[This report comes from Robert Vincent, our Projects Coordinator.]
Part of my work involves site visits to check on the projects we have financed. I try to visit with four or five families and get a sense of how they feel about a project, whether there are any ongoing problems, and how QBL is responding to those problems. I also meet with the project committee, which is in charge of organizing the community work days and training sessions, purchasing the materials for the project, and providing progress reports to the community. Although the committee members are elected by the community, we do ask that they include at least one woman.
During my recent trip to Bolivia I visited a water project in the village of Quilloma, in the Pacajes province, municipality of Corocoro. The trip was about three hours from La Paz, a welcome change from the usual four to five hours. As is the case in most of the communities where we work, the members of this community have access to cell phones, but they only turn them on occasionally in order to conserve their battery charge. Therefore, we were not able to call them beforehand to coordinate our visit. In any case, I usually prefer visiting the projects unannounced, since a formal reception may not allow me the time or space to visit with individual families. Fortunately, while entering the community, we saw one of the committee members who was able to accompany us during our visit.

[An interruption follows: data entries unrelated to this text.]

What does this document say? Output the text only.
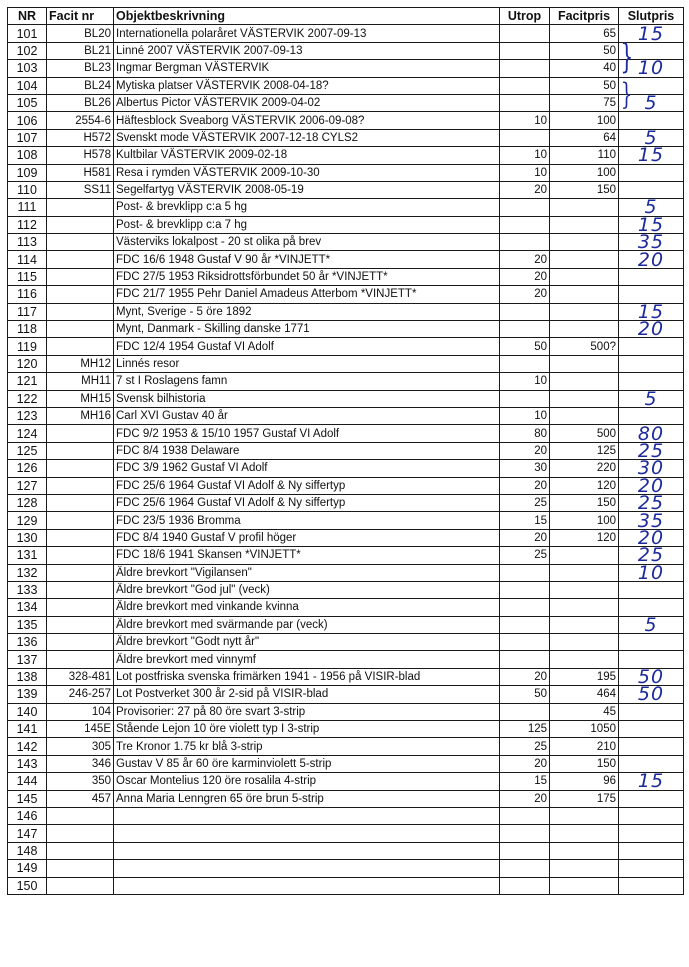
NR	Facit nr	Objektbeskrivning	Utrop	Facitpris	Slutpris
101	BL20	Internationella polaråret VÄSTERVIK 2007-09-13		65	15
102	BL21	Linné 2007 VÄSTERVIK 2007-09-13		50	
103	BL23	Ingmar Bergman VÄSTERVIK		40	10
104	BL24	Mytiska platser VÄSTERVIK 2008-04-18?		50	
105	BL26	Albertus Pictor VÄSTERVIK 2009-04-02		75	5
106	2554-6	Häftesblock Sveaborg VÄSTERVIK 2006-09-08?	10	100	
107	H572	Svenskt mode VÄSTERVIK 2007-12-18 CYLS2		64	5
108	H578	Kultbilar VÄSTERVIK 2009-02-18	10	110	15
109	H581	Resa i rymden VÄSTERVIK 2009-10-30	10	100	
110	SS11	Segelfartyg VÄSTERVIK 2008-05-19	20	150	
111		Post- & brevklipp c:a 5 hg			5
112		Post- & brevklipp c:a 7 hg			15
113		Västerviks lokalpost - 20 st olika på brev			35
114		FDC 16/6 1948 Gustaf V 90 år *VINJETT*	20		20
115		FDC 27/5 1953 Riksidrottsförbundet 50 år *VINJETT*	20		
116		FDC 21/7 1955 Pehr Daniel Amadeus Atterbom *VINJETT*	20		
117		Mynt, Sverige - 5 öre 1892			15
118		Mynt, Danmark - Skilling danske 1771			20
119		FDC 12/4 1954 Gustaf VI Adolf	50	500?	
120	MH12	Linnés resor			
121	MH11	7 st I Roslagens famn	10		
122	MH15	Svensk bilhistoria			5
123	MH16	Carl XVI Gustav 40 år	10		
124		FDC 9/2 1953 & 15/10 1957 Gustaf VI Adolf	80	500	80
125		FDC 8/4 1938 Delaware	20	125	25
126		FDC 3/9 1962 Gustaf VI Adolf	30	220	30
127		FDC 25/6 1964 Gustaf VI Adolf & Ny siffertyp	20	120	20
128		FDC 25/6 1964 Gustaf VI Adolf & Ny siffertyp	25	150	25
129		FDC 23/5 1936 Bromma	15	100	35
130		FDC 8/4 1940 Gustaf V profil höger	20	120	20
131		FDC 18/6 1941 Skansen *VINJETT*	25		25
132		Äldre brevkort "Vigilansen"			10
133		Äldre brevkort "God jul" (veck)			
134		Äldre brevkort med vinkande kvinna			
135		Äldre brevkort med svärmande par (veck)			5
136		Äldre brevkort "Godt nytt år"			
137		Äldre brevkort med vinnymf			
138	328-481	Lot postfriska svenska frimärken 1941 - 1956 på VISIR-blad	20	195	50
139	246-257	Lot Postverket 300 år 2-sid på VISIR-blad	50	464	50
140	104	Provisorier: 27 på 80 öre svart 3-strip		45	
141	145E	Stående Lejon 10 öre violett typ I 3-strip	125	1050	
142	305	Tre Kronor 1.75 kr blå 3-strip	25	210	
143	346	Gustav V 85 år 60 öre karminviolett 5-strip	20	150	
144	350	Oscar Montelius 120 öre rosalila 4-strip	15	96	15
145	457	Anna Maria Lenngren 65 öre brun 5-strip	20	175	
146					
147					
148					
149					
150					
}
}
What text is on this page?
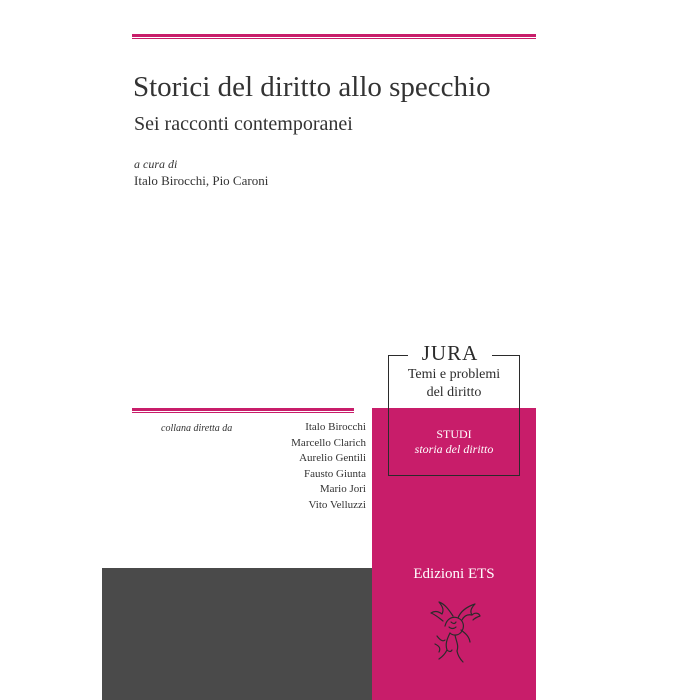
Storici del diritto allo specchio
Sei racconti contemporanei
a cura di
Italo Birocchi, Pio Caroni
JURA
Temi e problemi
del diritto
STUDI
storia del diritto
collana diretta da	Italo Birocchi
Marcello Clarich
Aurelio Gentili
Fausto Giunta
Mario Jori
Vito Velluzzi
Edizioni ETS
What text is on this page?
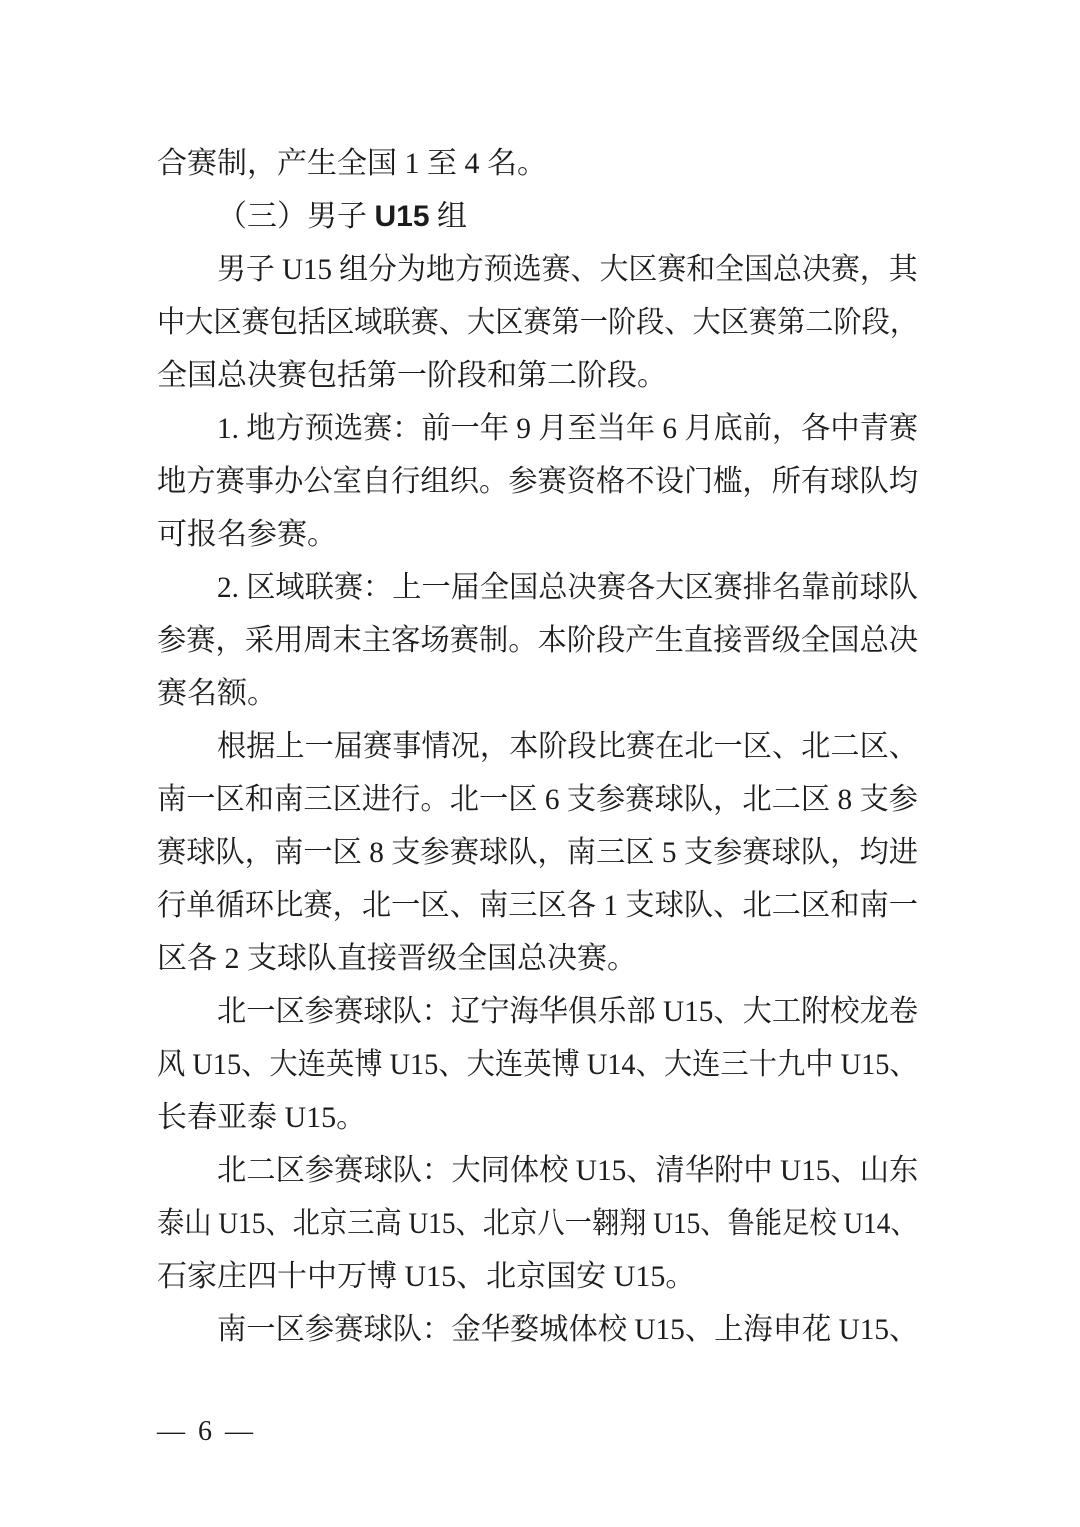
合赛制，产生全国 1 至 4 名。
（三）男子 U15 组
男子 U15 组分为地方预选赛、大区赛和全国总决赛，其
中大区赛包括区域联赛、大区赛第一阶段、大区赛第二阶段，
全国总决赛包括第一阶段和第二阶段。
1. 地方预选赛：前一年 9 月至当年 6 月底前，各中青赛
地方赛事办公室自行组织。参赛资格不设门槛，所有球队均
可报名参赛。
2. 区域联赛：上一届全国总决赛各大区赛排名靠前球队
参赛，采用周末主客场赛制。本阶段产生直接晋级全国总决
赛名额。
根据上一届赛事情况，本阶段比赛在北一区、北二区、
南一区和南三区进行。北一区 6 支参赛球队，北二区 8 支参
赛球队，南一区 8 支参赛球队，南三区 5 支参赛球队，均进
行单循环比赛，北一区、南三区各 1 支球队、北二区和南一
区各 2 支球队直接晋级全国总决赛。
北一区参赛球队：辽宁海华俱乐部 U15、大工附校龙卷
风 U15、大连英博 U15、大连英博 U14、大连三十九中 U15、
长春亚泰 U15。
北二区参赛球队：大同体校 U15、清华附中 U15、山东
泰山 U15、北京三高 U15、北京八一翱翔 U15、鲁能足校 U14、
石家庄四十中万博 U15、北京国安 U15。
南一区参赛球队：金华婺城体校 U15、上海申花 U15、
— 6 —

The project seems to be going really well. It has provided water pumps to most of the families, and small gravity-fed water systems for some families, where possible. One of the main differences from other projects is the addition of the water troughs for animals. The troughs are connected to the pump so that families can easily fill them.Filling them still takes quite an effort, but less than taking the animals to the river for water.

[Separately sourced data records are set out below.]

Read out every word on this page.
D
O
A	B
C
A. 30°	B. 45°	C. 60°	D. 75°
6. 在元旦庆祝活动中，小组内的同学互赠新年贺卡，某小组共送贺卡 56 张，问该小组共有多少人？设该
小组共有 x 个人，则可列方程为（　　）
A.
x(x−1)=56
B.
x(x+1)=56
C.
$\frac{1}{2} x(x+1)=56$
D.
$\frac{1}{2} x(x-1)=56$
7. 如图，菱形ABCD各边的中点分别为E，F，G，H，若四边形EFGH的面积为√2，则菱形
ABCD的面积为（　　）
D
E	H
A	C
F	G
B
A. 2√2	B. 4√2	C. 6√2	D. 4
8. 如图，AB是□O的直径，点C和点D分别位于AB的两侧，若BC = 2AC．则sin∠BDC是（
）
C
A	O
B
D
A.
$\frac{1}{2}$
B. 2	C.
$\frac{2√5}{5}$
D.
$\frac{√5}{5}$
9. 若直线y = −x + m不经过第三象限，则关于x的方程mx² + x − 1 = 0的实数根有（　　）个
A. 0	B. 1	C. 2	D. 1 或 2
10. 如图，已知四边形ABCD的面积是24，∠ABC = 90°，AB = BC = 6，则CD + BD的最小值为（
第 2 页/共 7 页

While the project seems to be doing very well, there were a couple of problems. First, some of the troughs were leaking. QBL provided the water committee with sealant to prevent leakage, but, unfortunately, the committee had not worked with the village to apply the paint. The other problem was that the pumps had been installed during the rainy season and now, during the dry season, two of them did not reach the water table. The staff person responsible for the project said he had already contacted the individual who installed the pumps, asking him to fix them. Despite these problems, overall, the project seems to be a success. I was glad to see that our staff is on top of things and I feel that they are appropriately balancing their involvement with the projects, letting the committee resolve issues that come up instead of trying to solve each one from the top down. This approach promotes projects that are more sustainable in the long term because the villages feel responsible for solving their own problems, although QBL staff members are available for providing technical guidance.

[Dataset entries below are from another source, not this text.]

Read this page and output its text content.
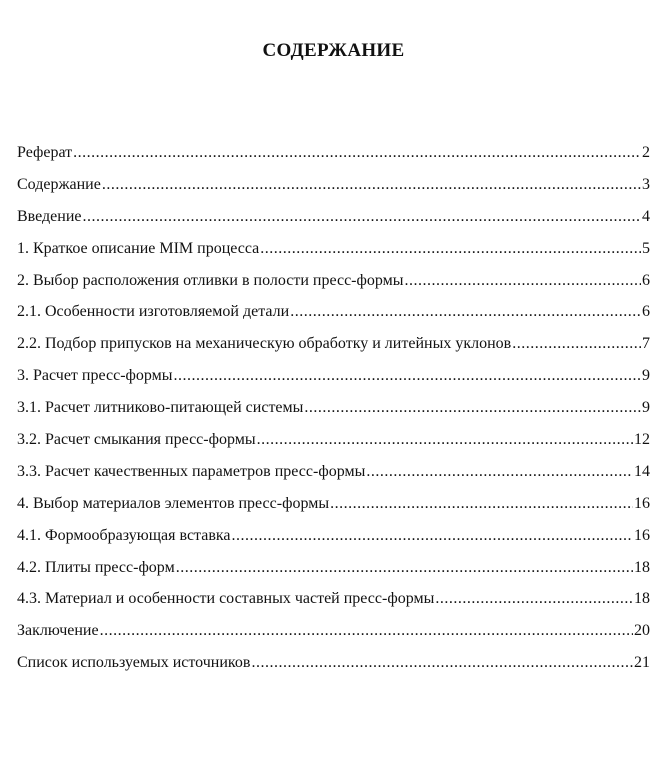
СОДЕРЖАНИЕ
Реферат .....	2
Содержание .....	3
Введение .....	4
1. Краткое описание MIM процесса .....	5
2. Выбор расположения отливки в полости пресс-формы .....	6
2.1. Особенности изготовляемой детали .....	6
2.2. Подбор припусков на механическую обработку и литейных уклонов .....	7
3. Расчет пресс-формы .....	9
3.1. Расчет литниково-питающей системы .....	9
3.2. Расчет смыкания пресс-формы .....	12
3.3. Расчет качественных параметров пресс-формы .....	14
4. Выбор материалов элементов пресс-формы .....	16
4.1. Формообразующая вставка .....	16
4.2. Плиты пресс-форм .....	18
4.3. Материал и особенности составных частей пресс-формы .....	18
Заключение .....	20
Список используемых источников .....	21
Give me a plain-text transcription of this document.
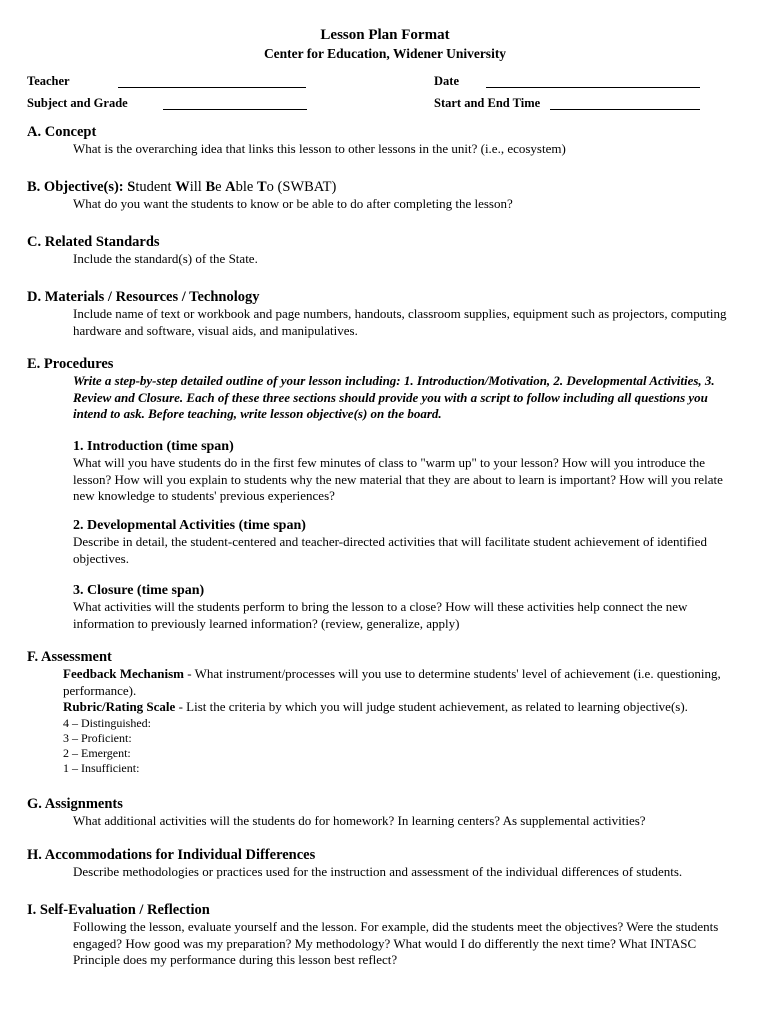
Lesson Plan Format
Center for Education, Widener University
Teacher	Date
Subject and Grade	Start and End Time
A. Concept
What is the overarching idea that links this lesson to other lessons in the unit? (i.e., ecosystem)
B. Objective(s): Student Will Be Able To (SWBAT)
What do you want the students to know or be able to do after completing the lesson?
C. Related Standards
Include the standard(s) of the State.
D. Materials / Resources / Technology
Include name of text or workbook and page numbers, handouts, classroom supplies, equipment such as projectors, computing hardware and software, visual aids, and manipulatives.
E. Procedures
Write a step-by-step detailed outline of your lesson including: 1. Introduction/Motivation, 2. Developmental Activities, 3. Review and Closure. Each of these three sections should provide you with a script to follow including all questions you intend to ask. Before teaching, write lesson objective(s) on the board.
1. Introduction (time span)
What will you have students do in the first few minutes of class to "warm up" to your lesson? How will you introduce the lesson? How will you explain to students why the new material that they are about to learn is important? How will you relate new knowledge to students' previous experiences?
2. Developmental Activities (time span)
Describe in detail, the student-centered and teacher-directed activities that will facilitate student achievement of identified objectives.
3. Closure (time span)
What activities will the students perform to bring the lesson to a close? How will these activities help connect the new information to previously learned information? (review, generalize, apply)
F. Assessment
Feedback Mechanism - What instrument/processes will you use to determine students' level of achievement (i.e. questioning, performance).
Rubric/Rating Scale - List the criteria by which you will judge student achievement, as related to learning objective(s).
4 – Distinguished:
3 – Proficient:
2 – Emergent:
1 – Insufficient:
G. Assignments
What additional activities will the students do for homework? In learning centers? As supplemental activities?
H. Accommodations for Individual Differences
Describe methodologies or practices used for the instruction and assessment of the individual differences of students.
I. Self-Evaluation / Reflection
Following the lesson, evaluate yourself and the lesson. For example, did the students meet the objectives? Were the students engaged? How good was my preparation? My methodology? What would I do differently the next time? What INTASC Principle does my performance during this lesson best reflect?
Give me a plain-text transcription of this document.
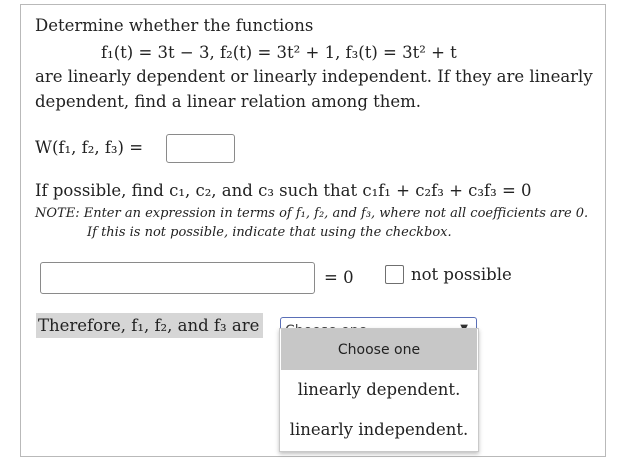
Determine whether the functions
f₁(t) = 3t − 3, f₂(t) = 3t² + 1, f₃(t) = 3t² + t
are linearly dependent or linearly independent. If they are linearly
dependent, find a linear relation among them.
W(f₁, f₂, f₃) =
If possible, find c₁, c₂, and c₃ such that c₁f₁ + c₂f₃ + c₃f₃ = 0
NOTE: Enter an expression in terms of f₁, f₂, and f₃, where not all coefficients are 0.
If this is not possible, indicate that using the checkbox.
= 0	not possible
Therefore, f₁, f₂, and f₃ are
Choose one
linearly dependent.
linearly independent.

Some problems are especially challenging. An elderly woman we visited said she had difficulty pumping enough water to fill the trough for her animals. I tried to fill the water trough myself, and after about a minute of pumping, I was exhausted. A gravity-fed water system would obviously be better for everyone, but we always have to consider the cost of that sort of system, which would require piping water from long distances, within the context of the best use of our available funding.
Despite these limitations, I am very happy with the outcome of this project. QBL is doing important work in Bolivia and we are changing lives in significant ways.